Je ne veux pas laisser se perdre le souvenir de la bonne hospitalité que j’ai reçue aux Angles sans vous en remercier encore une fois. Je voudrais pouvoir le faire à la Mûre [1] où l’on m’a dit avoir quelque espoir de vous posséder, mais je sais que c’est là une bonne fortune trop rare pour le Vivarais et je comprends à merveille qu’on hésite comme le faisait ce bon Henri avant de quitter le beau ciel du Comtat pour nos brumeuses montagnes.
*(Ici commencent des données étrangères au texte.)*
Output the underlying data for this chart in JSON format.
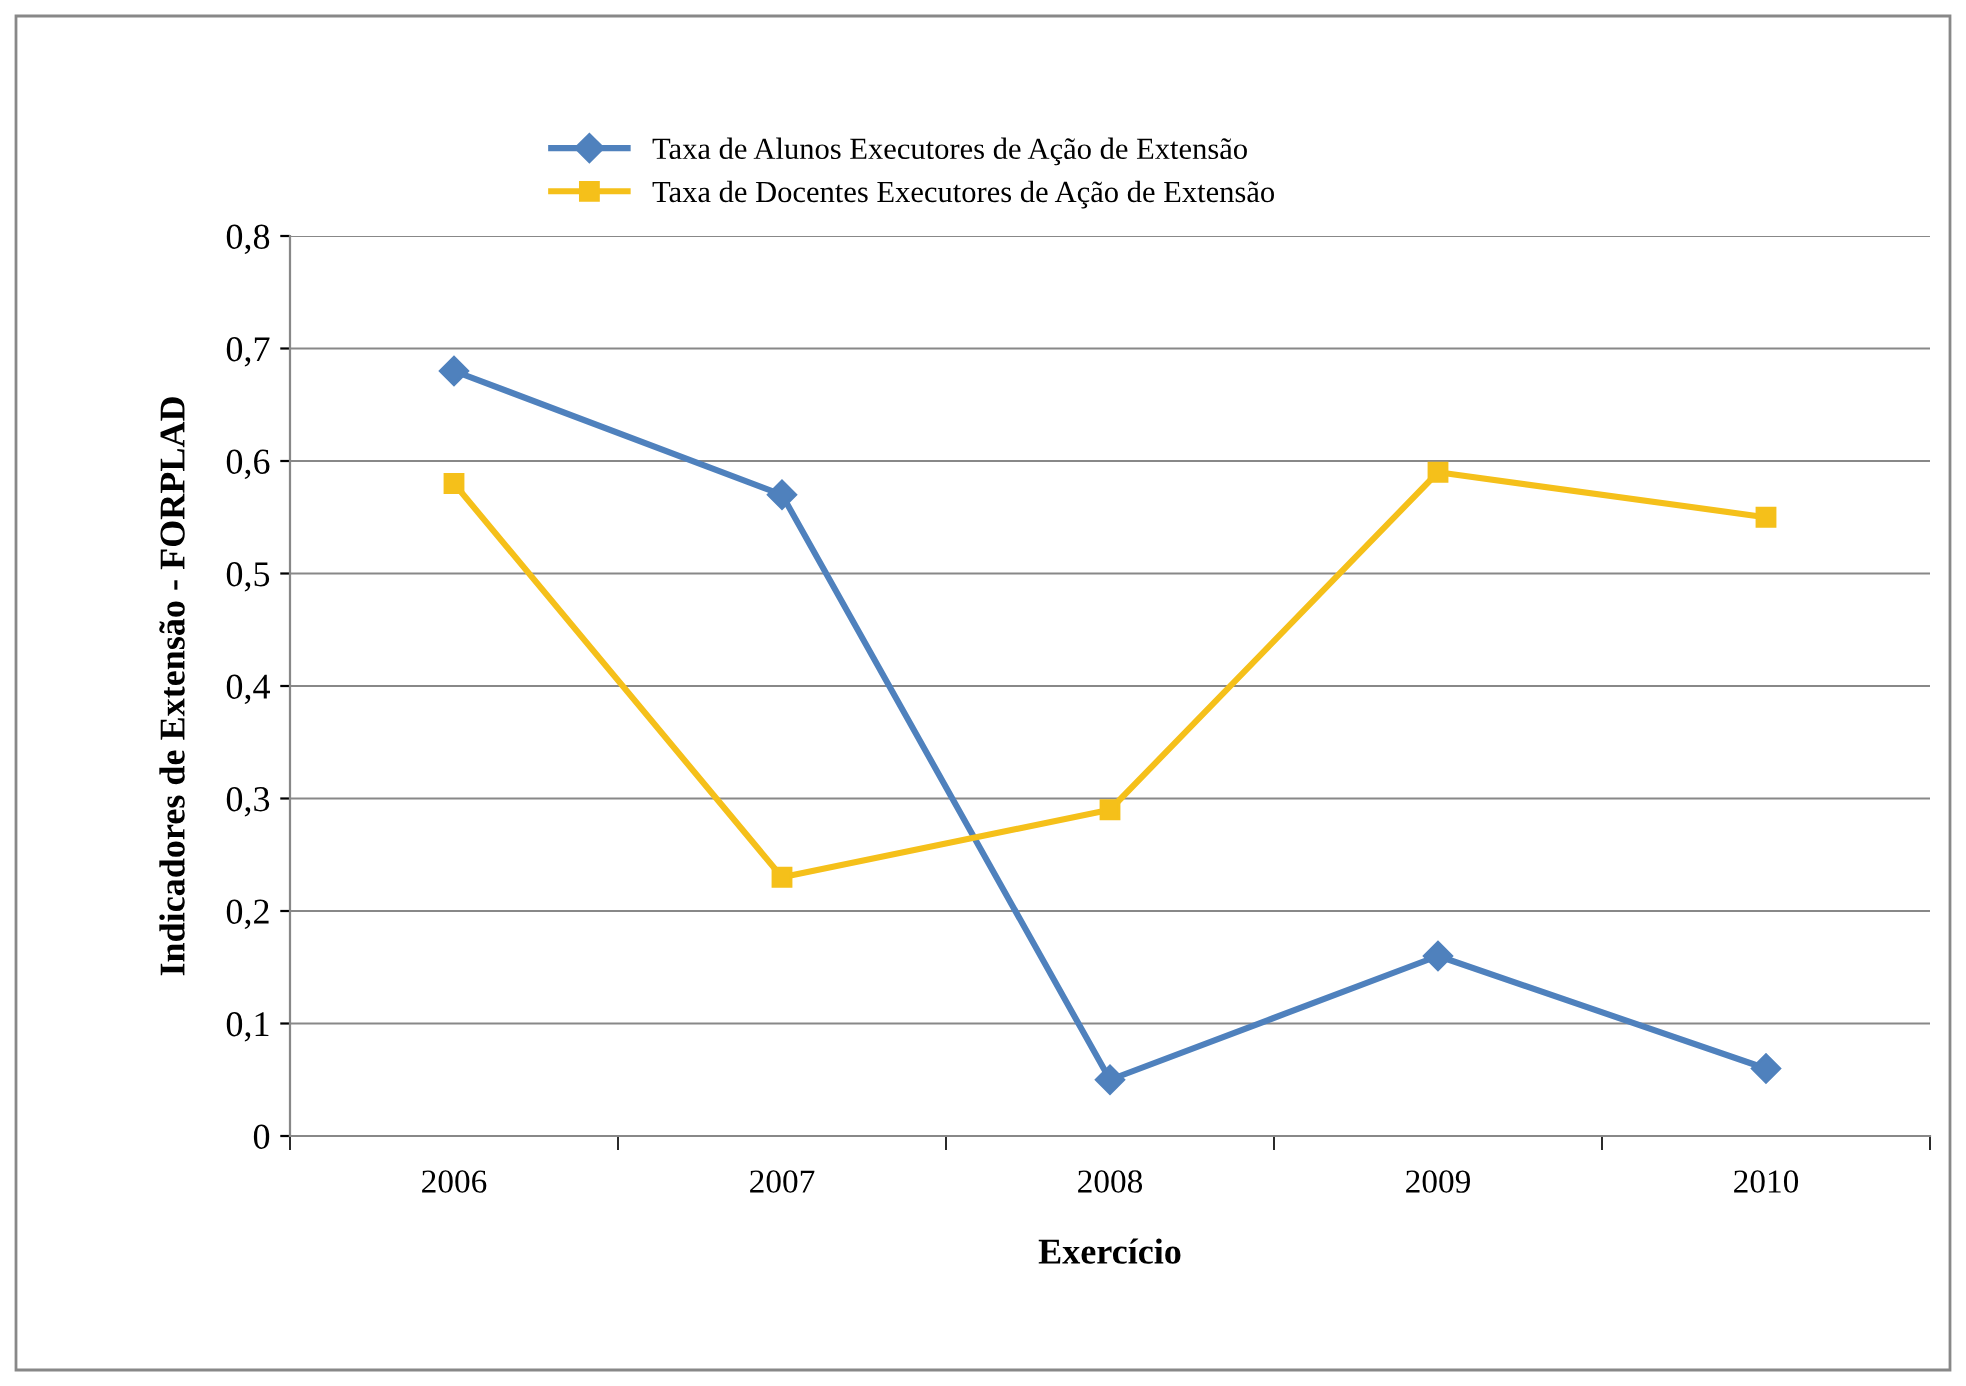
{
  "chart_data": {
    "type": "line",
    "xlabel": "Exercício",
    "ylabel": "Indicadores de Extensão - FORPLAD",
    "categories": [
      "2006",
      "2007",
      "2008",
      "2009",
      "2010"
    ],
    "series": [
      {
        "name": "Taxa de Alunos Executores de Ação de Extensão",
        "color": "#4f81bd",
        "marker": "diamond",
        "values": [
          0.68,
          0.57,
          0.05,
          0.16,
          0.06
        ]
      },
      {
        "name": "Taxa de Docentes Executores de Ação de Extensão",
        "color": "#f5c01a",
        "marker": "square",
        "values": [
          0.58,
          0.23,
          0.29,
          0.59,
          0.55
        ]
      }
    ],
    "ylim": [
      0,
      0.8
    ],
    "yticks": [
      0,
      {
        "value": 0.1,
        "label": "0,1"
      },
      {
        "value": 0.2,
        "label": "0,2"
      },
      {
        "value": 0.3,
        "label": "0,3"
      },
      {
        "value": 0.4,
        "label": "0,4"
      },
      {
        "value": 0.5,
        "label": "0,5"
      },
      {
        "value": 0.6,
        "label": "0,6"
      },
      {
        "value": 0.7,
        "label": "0,7"
      },
      {
        "value": 0.8,
        "label": "0,8"
      }
    ],
    "grid": "y",
    "legend": "top",
    "line_style": "solid"
  }
}
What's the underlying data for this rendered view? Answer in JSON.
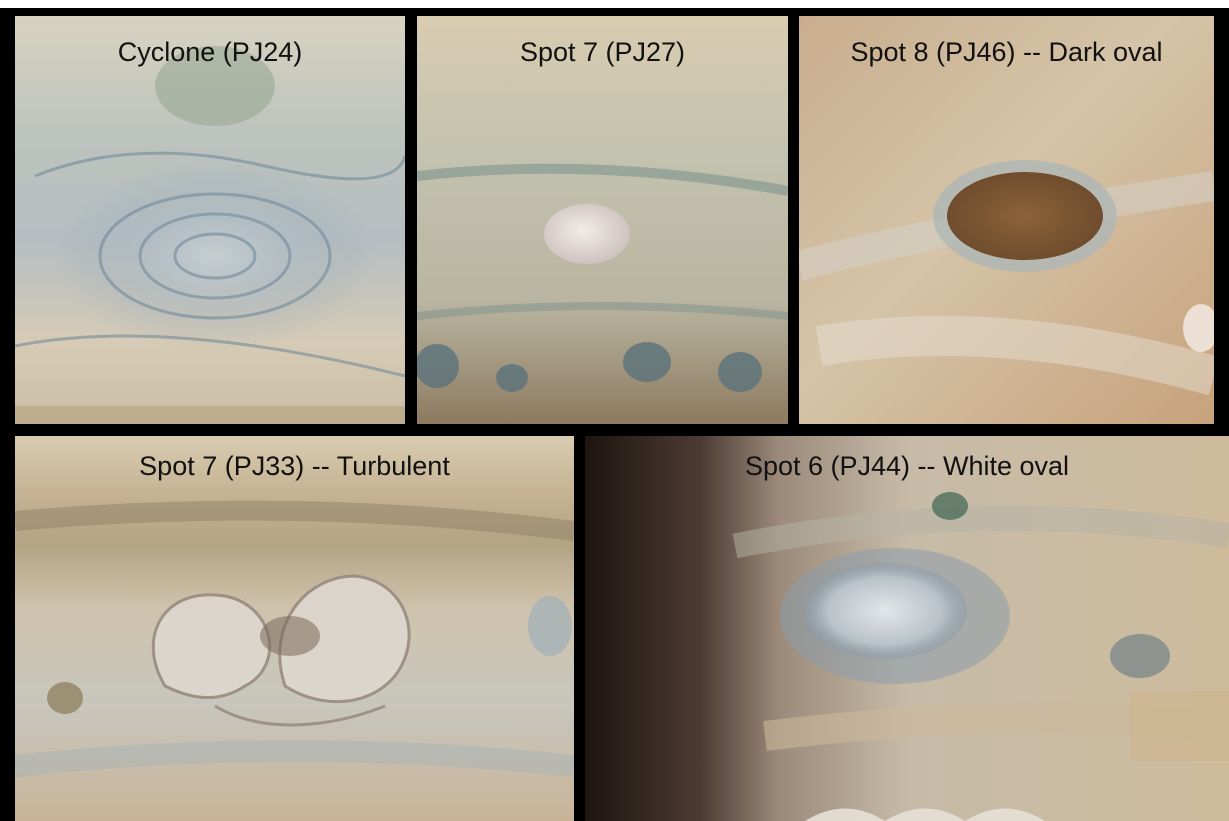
{
  "header": {
    "partial_title": ""
  },
  "panels": [
    {
      "label": "Cyclone (PJ24)"
    },
    {
      "label": "Spot 7 (PJ27)"
    },
    {
      "label": "Spot 8 (PJ46) -- Dark oval"
    },
    {
      "label": "Spot 7 (PJ33) -- Turbulent"
    },
    {
      "label": "Spot 6 (PJ44) -- White oval"
    }
  ],
  "colors": {
    "frame": "#000000",
    "cloud_base": "#cdbfa6",
    "dark_oval": "#7a5534",
    "blue_gray": "#5d7586"
  }
}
Maintenant, les relations sont très suivies entre la Mûre [2] et Gourdan, et tous les jours nous nous réunissons tantôt chez l’un, tantôt chez l’autre. Henri est si bon, si amusant, si attractif, que je me demande comment je fais pour tuer les dix ou onze mois de l’année que je passe sans le voir. Encore son cousin me l’a-t-il soustrait hier soir pour cinq ou six jours. Enfin, j’espère que rien ne s’opposera à l’accomplissement de mes projets cet hiver et que je pourrai aller chercher avec lui à Paris un peu de travail et de vie, surtout cette fièvre intellectuelle qui ne règne que là, et où l’on puise à mon âge ces fortes pensées dont, selon le moraliste du XVIIIe siècle, le reste de la vie n’est que

  1. Propriété de feue la comtesse de Montravel, située dans la commune de Serrières (Ardèche).
  2. Propriété de feue la comtesse de Montravel, située dans la commune de Serrières (Ardèche).